For 11 years she was the resident pianist at the Hampshire House on Beacon Street in Boston and in 2005 was awarded the James T. Holmwood Award for her spirit of giving and tirelessly volunteering her services to Cheers for Children.

During the summer she played on the Cape at Bishops Terrace and Eastward Ho Country Club, on Nantucket at the White Elephant and at the Harbor View Hotel in Edgartown. In New York city she was honored to have been asked to play at the Lincoln Center for the Performing Arts at a luncheon honoring Richard Rogers.

During the Nixon-Ford Administration she wrote a patriotic song called Lift Up Your Hearts All America. One performance was for the town of Weston’s bicentennial celebration in 1976. Selene played the piano and her daughter Betsy sang with the Weston Chorus. In the 1980s Selene wrote a composition to commemorate the Tall Ships coming to Boston. It was called Operation Sail and was played as they came into the harbor as Selene watched proudly from aboard one of the ships.

In the early 1960s Selene moved to Beacon Hill, where she loved to walk through the Public Garden. She was a Boston treasure and as her minister Stephen Kendrick said, “Music poured out from her fingertips”.

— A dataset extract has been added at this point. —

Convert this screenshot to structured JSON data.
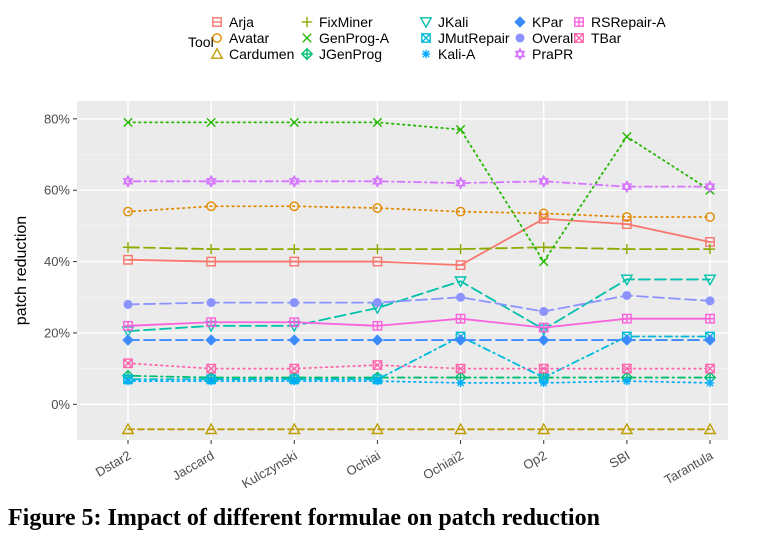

She leaves her daughter, Betsy Kaden and her husband, Bill, of Weston; her grandchildren, Felice and David Laird of Bethesda, Md., Ben Kaden and Roxanne Gruden of Weston, Greg and Julianna Kaden of Weston, and Matt and Janey Kaden of Miami, Fla., and six great-grandchildren.

Family and friends will honor and remember Selene’s life by gathering for a memorial service at 11:30 a.m. on Thursday, April 30 at The First Church in Boston, 66 Marlborough Street.

Memorial donations may be made to Rosie’s Place, 889 Harrison Avenue, Boston, MA 02118.